44. BÖLÜM

2.6K 104 23
                                    

ÇOK İSTEDİNİZ HEMEN HAZIRLAYIP ATAYIM DEDİM...

Mirza'nın ağzından:

Sabahın erken saatlerinde toplantı yapıyorduk. Abim ile fikirler ortaya koyup ortak karar alıyorduk. Ortaklar ile yeni proje düşünüyorduk.

Ortak karar alındıktan sonra toplantıyı bitirmiştik. Odama geçmeden önce kendime kahve isteyip sekreterin yanına gittim.

- Telefon?

Telefonumu aldım.

- Efendim galiba eşiniz aradı ve açtım. Sizin adınızı söyleyip kapattı.

- Nasıl açarsın? Açma demiyor muyum kaç defa? Off! Of! Ne duruma soktuğunu farkında mısın Beyza!!!

- Efendim tamamen aklımdan çıkmış. Bir an boşluğuma geldi açtım. Efendim arayıp konuşsam özür dilesem izninizle.

- Şirin'in seni hemen affedeceğini mi sanıyorsun? Bir daha seni görmeyeyim. Çık şimdi.

- Peki efendim.

Arıyordum ne açan vardı, ne meşgule atan. Açmazdı çünkü. Aldattığımı sanıyordur şimdi. Off. Off. Yaktın beni Beyza yaktın!

O anda da abim gelmişti.

- Ne oldu oğlum bu sinir ne?

- Sekreter telefonu açmış. Şirin aldattım sanıyor.

- Of.  Ayvayı yedin sen koçum. Dur bakalım Çiğdem'i arayayım Şirin'i arasın.

Ben hala daha ararken abim Çiğdem'i aramış konuşuyordu.

Biraz bekledikten sonra Çiğdem'den haber gelmişti. Abim konuştuktan sonra hemen bana döndü.

- Çiğdem'in de telefonlarını açmıyormuş. Ya oğlum sen neden telefonunu yanına almazsın ki?

- Ne bileyim abi işte. Orada konuşurken oraya bıraktım. Geriye dönüp de almadım kimse aramaz diye.

- Yürü başımın belası yürü Urfa'ya...

Saatler sonra Urfa'ya varmıştık. Evlerine de gelmiştik. Hemen kapıyı çaldım. Çaldım. Ama açan olmadı. Kimse açmıyordu.
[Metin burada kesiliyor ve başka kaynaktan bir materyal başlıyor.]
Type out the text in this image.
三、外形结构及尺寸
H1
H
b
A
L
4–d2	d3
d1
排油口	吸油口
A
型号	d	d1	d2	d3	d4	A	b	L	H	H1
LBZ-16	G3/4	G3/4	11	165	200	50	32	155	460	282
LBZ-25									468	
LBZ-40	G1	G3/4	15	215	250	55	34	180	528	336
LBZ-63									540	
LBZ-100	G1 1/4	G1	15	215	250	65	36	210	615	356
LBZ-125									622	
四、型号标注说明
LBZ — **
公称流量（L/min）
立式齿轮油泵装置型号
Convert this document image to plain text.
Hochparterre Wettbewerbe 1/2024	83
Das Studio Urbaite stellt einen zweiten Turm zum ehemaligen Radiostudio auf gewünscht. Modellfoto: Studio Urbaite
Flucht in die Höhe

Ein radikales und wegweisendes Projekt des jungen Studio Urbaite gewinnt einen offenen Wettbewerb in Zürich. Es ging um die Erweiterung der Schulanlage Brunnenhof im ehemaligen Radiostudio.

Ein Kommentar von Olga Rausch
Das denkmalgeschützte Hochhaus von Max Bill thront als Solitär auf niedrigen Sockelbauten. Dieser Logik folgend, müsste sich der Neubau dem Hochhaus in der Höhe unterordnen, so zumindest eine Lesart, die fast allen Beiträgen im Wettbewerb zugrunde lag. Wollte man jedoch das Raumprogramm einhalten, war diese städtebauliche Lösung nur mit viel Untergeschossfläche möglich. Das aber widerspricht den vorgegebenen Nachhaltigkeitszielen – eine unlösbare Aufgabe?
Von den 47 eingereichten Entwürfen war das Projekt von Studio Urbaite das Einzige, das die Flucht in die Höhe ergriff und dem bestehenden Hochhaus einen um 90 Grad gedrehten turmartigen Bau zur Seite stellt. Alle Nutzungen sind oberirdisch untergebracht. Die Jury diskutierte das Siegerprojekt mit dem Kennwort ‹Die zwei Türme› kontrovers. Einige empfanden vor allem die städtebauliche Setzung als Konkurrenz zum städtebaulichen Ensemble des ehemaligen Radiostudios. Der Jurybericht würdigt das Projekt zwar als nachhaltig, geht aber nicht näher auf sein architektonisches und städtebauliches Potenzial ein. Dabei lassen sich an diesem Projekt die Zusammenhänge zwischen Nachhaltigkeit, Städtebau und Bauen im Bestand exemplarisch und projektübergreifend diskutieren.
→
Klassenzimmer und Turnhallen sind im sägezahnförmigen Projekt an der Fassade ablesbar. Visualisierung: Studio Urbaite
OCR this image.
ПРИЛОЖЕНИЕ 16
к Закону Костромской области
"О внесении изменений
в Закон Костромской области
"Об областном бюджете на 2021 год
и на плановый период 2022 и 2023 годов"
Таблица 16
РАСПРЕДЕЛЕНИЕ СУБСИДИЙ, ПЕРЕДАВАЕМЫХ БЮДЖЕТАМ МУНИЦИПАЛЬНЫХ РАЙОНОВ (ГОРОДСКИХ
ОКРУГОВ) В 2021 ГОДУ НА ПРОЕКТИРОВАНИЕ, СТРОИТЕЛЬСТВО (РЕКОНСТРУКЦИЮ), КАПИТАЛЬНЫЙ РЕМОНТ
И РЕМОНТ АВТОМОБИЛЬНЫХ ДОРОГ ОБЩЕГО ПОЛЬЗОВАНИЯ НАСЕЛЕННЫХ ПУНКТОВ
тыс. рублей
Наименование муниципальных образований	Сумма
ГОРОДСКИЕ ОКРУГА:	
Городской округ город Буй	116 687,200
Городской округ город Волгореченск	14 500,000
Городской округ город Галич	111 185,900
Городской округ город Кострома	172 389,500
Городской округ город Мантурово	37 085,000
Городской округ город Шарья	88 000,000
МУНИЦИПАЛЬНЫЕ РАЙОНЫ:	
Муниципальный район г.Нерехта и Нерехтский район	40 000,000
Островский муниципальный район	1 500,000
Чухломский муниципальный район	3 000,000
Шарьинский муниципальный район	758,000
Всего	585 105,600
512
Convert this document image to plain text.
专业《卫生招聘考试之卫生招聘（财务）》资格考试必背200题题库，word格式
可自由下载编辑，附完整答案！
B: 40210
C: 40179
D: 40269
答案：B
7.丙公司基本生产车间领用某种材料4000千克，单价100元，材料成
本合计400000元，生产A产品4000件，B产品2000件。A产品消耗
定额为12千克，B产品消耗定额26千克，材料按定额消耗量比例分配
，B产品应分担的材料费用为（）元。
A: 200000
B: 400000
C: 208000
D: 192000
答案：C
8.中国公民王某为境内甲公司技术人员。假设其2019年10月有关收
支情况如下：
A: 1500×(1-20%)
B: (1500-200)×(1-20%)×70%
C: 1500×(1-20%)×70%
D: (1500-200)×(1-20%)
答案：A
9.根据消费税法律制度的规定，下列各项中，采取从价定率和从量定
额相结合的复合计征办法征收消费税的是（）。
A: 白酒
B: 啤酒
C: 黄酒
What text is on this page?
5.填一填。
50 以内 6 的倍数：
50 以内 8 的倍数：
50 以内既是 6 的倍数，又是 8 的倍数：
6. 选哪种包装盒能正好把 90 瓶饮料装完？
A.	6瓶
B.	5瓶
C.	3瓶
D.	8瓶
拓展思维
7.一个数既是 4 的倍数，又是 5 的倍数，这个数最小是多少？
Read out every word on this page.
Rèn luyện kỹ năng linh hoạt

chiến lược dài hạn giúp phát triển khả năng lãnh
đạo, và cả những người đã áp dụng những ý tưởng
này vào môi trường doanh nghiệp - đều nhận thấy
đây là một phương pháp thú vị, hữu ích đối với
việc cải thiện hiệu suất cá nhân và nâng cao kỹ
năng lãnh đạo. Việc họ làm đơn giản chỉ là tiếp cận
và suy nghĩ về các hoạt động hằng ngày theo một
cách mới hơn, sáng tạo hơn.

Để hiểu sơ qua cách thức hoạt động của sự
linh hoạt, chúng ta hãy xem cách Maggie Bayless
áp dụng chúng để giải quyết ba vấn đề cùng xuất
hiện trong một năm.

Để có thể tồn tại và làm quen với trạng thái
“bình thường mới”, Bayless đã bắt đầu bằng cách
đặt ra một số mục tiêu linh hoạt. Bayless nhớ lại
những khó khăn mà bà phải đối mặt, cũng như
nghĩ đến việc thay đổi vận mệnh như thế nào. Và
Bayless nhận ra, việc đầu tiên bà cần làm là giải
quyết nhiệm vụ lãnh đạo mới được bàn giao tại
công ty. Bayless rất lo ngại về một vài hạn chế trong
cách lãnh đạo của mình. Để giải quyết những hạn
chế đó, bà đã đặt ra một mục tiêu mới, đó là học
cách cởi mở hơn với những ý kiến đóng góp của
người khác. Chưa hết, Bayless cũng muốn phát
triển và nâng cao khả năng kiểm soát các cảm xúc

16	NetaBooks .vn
Arkadan bir ses geldi. Yaşlı bir teyze idi.

- Çocuklar Selim'i mi arıyorsunuz?

- Evet teyze. Nerede bulabiliriz?

- Onlar dün gece apar topar gittiler. Kızı vardı. Sancısı mı tutmuş ne? Hastaneye gittiler.

- Peki hangi hastane teyzeciğim?

- Bilmiyorum evladım. Numarası yok mudur sizde?

Vardı vardı ama arayacak yüzüm var mıydı? Tamam yanlış anlaşıldı ama ailesi bunu öyle düşünecek mi?

Teyzeye teşekkür edip oradan ayrıldık. Adamlarımıza haber salıp bütün hastanelere bakacaklardı. Bizde şimdilik geri Mardin'e dönüyorduk.

Abimin telefonu çalıyordu.

- Çiğdem arıyor.

- Hayır inşallah. Aç.

Açıp konuşmuş ve şaşkın bana bakıyordu.

- Şirin Şirin. Doğum yapmış.

- Doğum mu? Oğlum doğmuş mu?

- Doğmuş. Allah analı babalı büyütsün kardeşim.

Birbirimize sarılmıştık.

- Sağ olasın abi. Başka ne dedi?

- Ama bebeği konağa getirmemiş ve hızlı olmazsak seni terk edecekmiş.